"There, my dear," said Mrs. Trapes after a while, "there's a cup o' tea as is a cup o' tea, brewed jest on the b'ile, in a hot pot, and drawed to perfection! Set right down an' drink it, slow an' deliberate. Tea ain't meant to be swallowed down careless, like a man does his beer! An' why?" demanded Mrs. Trapes, as they sipped the fragrant beverage, all three, "why ain't you out with your precious—peanuts, Mr. Geoffrey?"

Ravenslee set down his cup and turned to Hermione.

"Mrs. Trapes has told you, I think, that I am become—er—an itinerant vendor of the ubiquitous peanut—"

"Mr. Geoffrey!" gasped Mrs. Trapes, gulping a mouthful of hot tea and blinking, "I never did! Never in all my days would I allow myself such expressions—Mr. Geoffrey, I'm ashamed at you! An' that reminds me—it was chicken fricassee, wasn't it? For your supper, I mean?"

"I believe it was."

"Then," said Mrs. Trapes, rising, "I'll go an' buy it. Was you wantin' anything fetched, Hermy?"

"If you wouldn't mind bringing a bunch of asparagus—"

"Sparrergrass!" exclaimed Mrs. Trapes in horror-struck tones, "why, it's anywhere from thirty to sixty cents—"

"But Arthur loves it, dear, and now that he's working so hard—"
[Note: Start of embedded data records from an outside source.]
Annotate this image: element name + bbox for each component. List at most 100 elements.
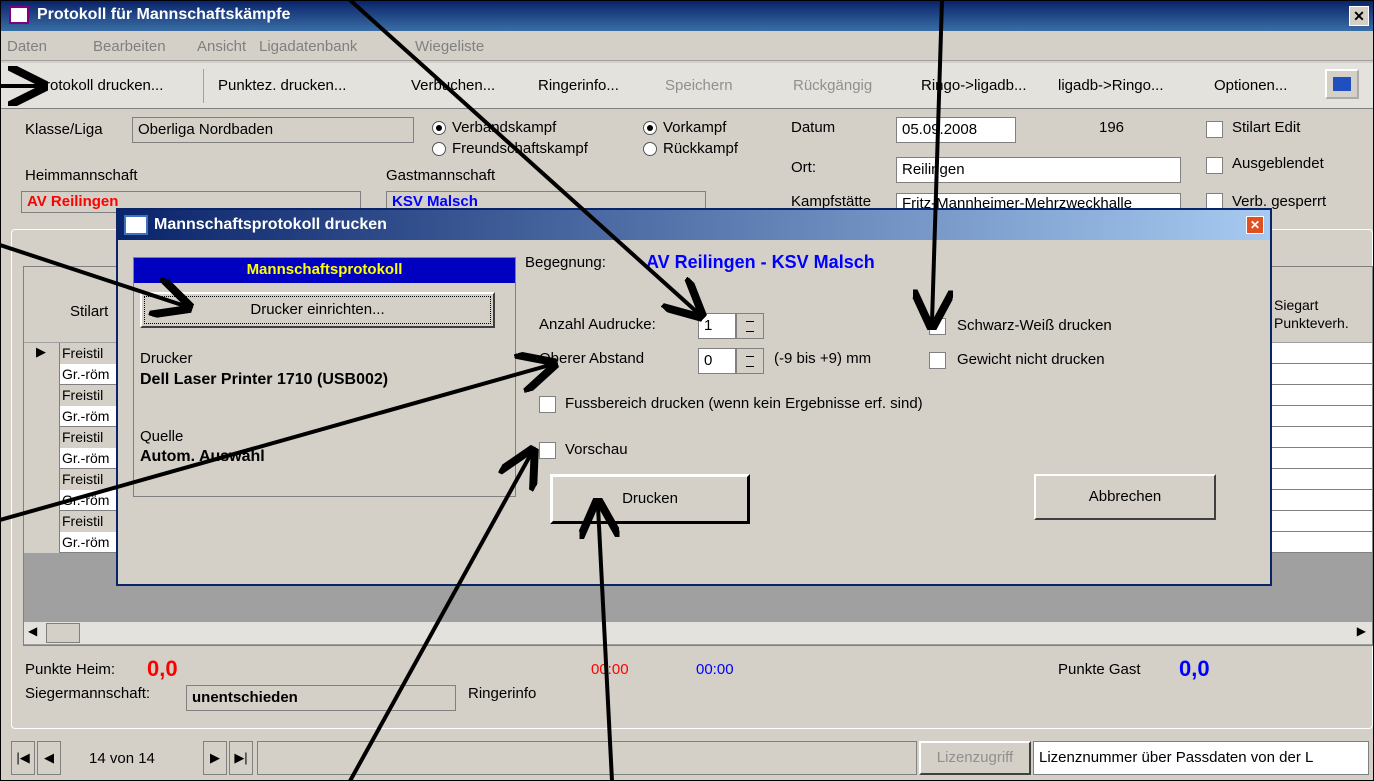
- printer-icon: [124, 215, 148, 235]
- menu-ansicht[interactable]: Ansicht: [197, 38, 246, 55]
- begegnung-label: Begegnung:: [525, 254, 606, 271]
- window-title: Protokoll für Mannschaftskämpfe: [37, 6, 291, 23]
- schwarz-weiss-label: Schwarz-Weiß drucken: [957, 317, 1112, 334]
- gastmannschaft-label: Gastmannschaft: [386, 167, 496, 184]
- datum-label: Datum: [791, 119, 836, 136]
- horizontal-scrollbar[interactable]: ◀ ▶: [24, 622, 1372, 644]
- anzahl-input[interactable]: 1: [698, 313, 736, 339]
- last-record-button[interactable]: ▶|: [229, 741, 253, 775]
- vorschau-checkbox[interactable]: [539, 442, 556, 459]
- ringo-to-ligadb-button[interactable]: Ringo->ligadb...: [921, 77, 1026, 94]
- col-punkteverh: Punkteverh.: [1274, 315, 1349, 331]
- stilart-edit-label: Stilart Edit: [1232, 119, 1301, 136]
- lizenz-text: Lizenznummer über Passdaten von der L: [1033, 741, 1369, 775]
- menu-ligadatenbank[interactable]: Ligadatenbank: [259, 38, 357, 55]
- ort-label: Ort:: [791, 159, 816, 176]
- punkte-heim-value: 0,0: [147, 656, 178, 681]
- scroll-left-icon[interactable]: ◀: [28, 624, 37, 638]
- printer-panel: Mannschaftsprotokoll Drucker einrichten.…: [133, 257, 516, 497]
- abstand-hint: (-9 bis +9) mm: [774, 350, 872, 367]
- punkte-gast-value: 0,0: [1179, 656, 1210, 681]
- drucker-label: Drucker: [140, 350, 193, 367]
- dialog-title: Mannschaftsprotokoll drucken: [154, 216, 387, 233]
- fussbereich-checkbox[interactable]: [539, 396, 556, 413]
- scroll-right-icon[interactable]: ▶: [1357, 624, 1366, 638]
- optionen-button[interactable]: Optionen...: [1214, 77, 1287, 94]
- menu-bearbeiten[interactable]: Bearbeiten: [93, 38, 166, 55]
- time-red: 00:00: [591, 661, 629, 678]
- col-stilart: Stilart: [70, 303, 109, 320]
- menu-bar: Daten Bearbeiten Ansicht Ligadatenbank W…: [1, 31, 1373, 61]
- next-record-button[interactable]: ▶: [203, 741, 227, 775]
- app-icon: [9, 6, 29, 24]
- scroll-thumb[interactable]: [46, 623, 80, 643]
- stilart-edit-checkbox[interactable]: [1206, 121, 1223, 138]
- quelle-value: Autom. Auswahl: [140, 448, 265, 465]
- drucker-value: Dell Laser Printer 1710 (USB002): [140, 371, 389, 388]
- record-counter: 14 von 14: [89, 750, 155, 767]
- time-blue: 00:00: [696, 661, 734, 678]
- heimmannschaft-label: Heimmannschaft: [25, 167, 138, 184]
- freundschaftskampf-radio[interactable]: [432, 142, 446, 156]
- print-dialog: Mannschaftsprotokoll drucken ✕ Mannschaf…: [116, 208, 1272, 586]
- rueckkampf-radio[interactable]: [643, 142, 657, 156]
- dropdown-icon[interactable]: [1325, 69, 1359, 99]
- gewicht-label: Gewicht nicht drucken: [957, 351, 1105, 368]
- protokoll-drucken-button[interactable]: Protokoll drucken...: [35, 77, 163, 94]
- ausgeblendet-label: Ausgeblendet: [1232, 155, 1324, 172]
- anzahl-spinner[interactable]: [736, 313, 764, 339]
- ligadb-to-ringo-button[interactable]: ligadb->Ringo...: [1058, 77, 1163, 94]
- col-siegart: Siegart: [1274, 297, 1319, 313]
- abstand-input[interactable]: 0: [698, 348, 736, 374]
- schwarz-weiss-checkbox[interactable]: [929, 318, 946, 335]
- prev-record-button[interactable]: ◀: [37, 741, 61, 775]
- speichern-button[interactable]: Speichern: [665, 77, 733, 94]
- vorkampf-radio[interactable]: [643, 121, 657, 135]
- ort-field[interactable]: Reilingen: [896, 157, 1181, 183]
- ringerinfo-label: Ringerinfo: [468, 685, 537, 702]
- verbandskampf-label: Verbandskampf: [452, 119, 557, 136]
- anzahl-label: Anzahl Audrucke:: [539, 316, 656, 333]
- panel-header: Mannschaftsprotokoll: [134, 258, 515, 283]
- dialog-close-icon[interactable]: ✕: [1246, 216, 1264, 234]
- vorkampf-label: Vorkampf: [663, 119, 727, 136]
- drucker-einrichten-button[interactable]: Drucker einrichten...: [140, 292, 495, 328]
- gewicht-checkbox[interactable]: [929, 352, 946, 369]
- toolbar-separator: [203, 69, 204, 103]
- navigator-bar: |◀ ◀ 14 von 14 ▶ ▶| Lizenzugriff Lizenzn…: [11, 741, 1371, 777]
- ringerinfo-button[interactable]: Ringerinfo...: [538, 77, 619, 94]
- begegnung-value: AV Reilingen - KSV Malsch: [646, 252, 875, 272]
- ausgeblendet-checkbox[interactable]: [1206, 157, 1223, 174]
- klasse-field[interactable]: Oberliga Nordbaden: [132, 117, 414, 143]
- punkte-gast-label: Punkte Gast: [1058, 661, 1141, 678]
- punkte-heim-label: Punkte Heim:: [25, 661, 116, 678]
- rueckgaengig-button[interactable]: Rückgängig: [793, 77, 872, 94]
- klasse-label: Klasse/Liga: [25, 121, 103, 138]
- drucken-button[interactable]: Drucken: [550, 474, 750, 524]
- dialog-title-bar: Mannschaftsprotokoll drucken ✕: [118, 210, 1270, 240]
- close-button[interactable]: ✕: [1349, 6, 1369, 26]
- abbrechen-button[interactable]: Abbrechen: [1034, 474, 1216, 520]
- punktez-drucken-button[interactable]: Punktez. drucken...: [218, 77, 346, 94]
- verbandskampf-radio[interactable]: [432, 121, 446, 135]
- toolbar: Protokoll drucken... Punktez. drucken...…: [1, 63, 1373, 109]
- title-bar: Protokoll für Mannschaftskämpfe ✕: [1, 1, 1373, 31]
- rueckkampf-label: Rückkampf: [663, 140, 739, 157]
- freundschaftskampf-label: Freundschaftskampf: [452, 140, 588, 157]
- first-record-button[interactable]: |◀: [11, 741, 35, 775]
- sieger-field[interactable]: unentschieden: [186, 685, 456, 711]
- status-blank: [257, 741, 917, 775]
- sieger-label: Siegermannschaft:: [25, 685, 151, 702]
- main-window: Protokoll für Mannschaftskämpfe ✕ Daten …: [0, 0, 1374, 781]
- abstand-label: Oberer Abstand: [539, 350, 645, 367]
- lizenzugriff-button[interactable]: Lizenzugriff: [919, 741, 1031, 775]
- vorschau-label: Vorschau: [565, 441, 628, 458]
- menu-daten[interactable]: Daten: [7, 38, 47, 55]
- verbuchen-button[interactable]: Verbuchen...: [411, 77, 495, 94]
- row-indicator: ▶: [24, 343, 60, 364]
- abstand-spinner[interactable]: [736, 348, 764, 374]
- menu-wiegeliste[interactable]: Wiegeliste: [415, 38, 484, 55]
- datum-field[interactable]: 05.09.2008: [896, 117, 1016, 143]
- record-number: 196: [1099, 119, 1125, 136]
- fussbereich-label: Fussbereich drucken (wenn kein Ergebniss…: [565, 395, 923, 412]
"Arthur likes!" cried Mrs. Trapes indignantly. "Mr. Geoffrey, it's been Arthur ever since he was born, an' her scrinchin' an' pinchin' herself for the sake o' that b'y. O' course he likes sparrergrass—so do I—but I make shift with pertatoes or cabbidge or carrots—an' so should he. Come now, Hermy, you take a bunch o' carrots instead; carrots is healthy an' cheap! Come now, is that sparrergrass to be carrots or not?"